Compatibility, Deprecation, and Migration Plan

N/A. No observers are defined by default. Test of any other non-trivial implementation should be done by its implementers. Exceptions thrown by any of the observer(s) should be caught and the functionalities of the broker should not be affected.

Rejected Alternatives

Besides the broker-side auditing approach, the alternative approach is client-side auditing which means the auditor is embedded in the producer and consumer. From what we have learned in practice, the major issue of the client-side auditing approach which badly affects the usability of the auditing system is the lack of central administration on user’s selection of Kafka clients and versions of Kafka clients to use in their applications. Because there are many Kafka clients (even ones implemented in different programming languages such as Golang, C++, Python and etc) and versions. There are three direct consequences.

  1. Lack of coverage due to the sheer number of users, slow deployment of diverse clients, and hard to enforce compliance.

  2. In order to support diverse clients, various implementations of the auditor have to be provided which causes engineering overhead.

  3. The slow rate of development on the audit system again due to the number of clients.

These existing Kafka server metrics provide lower-level insights into the system such as byte-in/out rates. However, an audit system complements the operation-level server metrics by providing additional application-level information such as byte-in/out rate associated with some specific application(s).

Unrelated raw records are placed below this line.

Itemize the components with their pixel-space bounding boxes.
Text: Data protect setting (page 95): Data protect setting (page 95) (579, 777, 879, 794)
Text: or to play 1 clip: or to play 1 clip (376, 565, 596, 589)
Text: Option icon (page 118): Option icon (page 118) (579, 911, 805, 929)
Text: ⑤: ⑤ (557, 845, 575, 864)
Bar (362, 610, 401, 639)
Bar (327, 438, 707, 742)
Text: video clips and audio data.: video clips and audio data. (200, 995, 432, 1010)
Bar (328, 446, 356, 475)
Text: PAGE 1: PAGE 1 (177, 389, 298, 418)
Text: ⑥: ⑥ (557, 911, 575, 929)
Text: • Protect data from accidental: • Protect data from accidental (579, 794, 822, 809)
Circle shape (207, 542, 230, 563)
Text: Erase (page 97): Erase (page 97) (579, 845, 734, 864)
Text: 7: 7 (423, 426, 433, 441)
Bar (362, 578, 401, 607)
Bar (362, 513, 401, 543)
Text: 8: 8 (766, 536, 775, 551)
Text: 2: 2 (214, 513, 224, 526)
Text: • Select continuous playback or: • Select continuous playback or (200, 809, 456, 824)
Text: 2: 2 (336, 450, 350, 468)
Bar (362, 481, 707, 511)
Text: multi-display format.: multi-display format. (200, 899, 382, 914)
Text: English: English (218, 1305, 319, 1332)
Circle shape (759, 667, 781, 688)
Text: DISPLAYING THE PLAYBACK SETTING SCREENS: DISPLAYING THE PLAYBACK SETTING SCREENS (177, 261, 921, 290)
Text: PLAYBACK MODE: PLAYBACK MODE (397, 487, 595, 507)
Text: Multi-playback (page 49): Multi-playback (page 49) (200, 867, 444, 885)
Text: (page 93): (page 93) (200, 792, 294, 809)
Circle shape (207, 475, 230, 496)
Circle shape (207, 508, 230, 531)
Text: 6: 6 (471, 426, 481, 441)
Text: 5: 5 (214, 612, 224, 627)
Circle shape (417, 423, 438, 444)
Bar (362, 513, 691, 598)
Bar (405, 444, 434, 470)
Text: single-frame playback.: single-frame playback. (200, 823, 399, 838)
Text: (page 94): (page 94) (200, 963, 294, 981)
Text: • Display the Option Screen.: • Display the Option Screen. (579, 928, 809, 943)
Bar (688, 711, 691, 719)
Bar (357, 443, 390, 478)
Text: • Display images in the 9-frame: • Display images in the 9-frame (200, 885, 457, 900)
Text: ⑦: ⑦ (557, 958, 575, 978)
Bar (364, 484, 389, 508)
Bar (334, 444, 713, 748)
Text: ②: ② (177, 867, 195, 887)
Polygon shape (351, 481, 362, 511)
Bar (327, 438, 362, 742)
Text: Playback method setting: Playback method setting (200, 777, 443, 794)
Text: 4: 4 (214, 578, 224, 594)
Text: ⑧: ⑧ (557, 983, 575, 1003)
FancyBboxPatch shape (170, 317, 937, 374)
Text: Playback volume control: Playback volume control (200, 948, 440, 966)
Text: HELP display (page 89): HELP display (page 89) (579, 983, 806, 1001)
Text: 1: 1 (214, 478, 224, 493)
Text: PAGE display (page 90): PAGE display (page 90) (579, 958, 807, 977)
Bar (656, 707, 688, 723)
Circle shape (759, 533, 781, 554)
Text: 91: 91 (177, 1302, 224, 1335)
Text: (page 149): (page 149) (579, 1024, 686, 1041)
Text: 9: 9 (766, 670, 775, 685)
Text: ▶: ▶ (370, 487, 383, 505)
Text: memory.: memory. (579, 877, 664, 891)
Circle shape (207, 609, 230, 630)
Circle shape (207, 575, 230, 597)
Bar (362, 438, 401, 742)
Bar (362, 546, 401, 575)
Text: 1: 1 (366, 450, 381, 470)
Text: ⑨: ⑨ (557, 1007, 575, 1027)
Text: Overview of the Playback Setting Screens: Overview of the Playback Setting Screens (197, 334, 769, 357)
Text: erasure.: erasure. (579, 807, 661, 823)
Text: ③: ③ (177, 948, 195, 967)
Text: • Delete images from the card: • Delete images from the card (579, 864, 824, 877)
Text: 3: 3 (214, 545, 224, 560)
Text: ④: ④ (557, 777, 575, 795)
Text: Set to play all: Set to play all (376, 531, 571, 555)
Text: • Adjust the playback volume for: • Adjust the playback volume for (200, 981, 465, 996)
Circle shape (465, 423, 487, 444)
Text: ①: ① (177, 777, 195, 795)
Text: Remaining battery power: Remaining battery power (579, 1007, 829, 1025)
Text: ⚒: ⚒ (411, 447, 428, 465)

Since the major motivation is to support the auditing system, the interface could be named as “Auditor”. However, “Observer” is more general and flexible than it.

Another rejected alternative is to make an interceptor interface instead of an observer interface. Firstly, “inceptor” implies the possibility of modifying data which is not implied by an “observer”. Secondly, except the difference between interceptor and observer, the concept of the interceptor is more general than an observer in terms of what things could be done. However, the extra generalization complicates the KIP and is not necessary.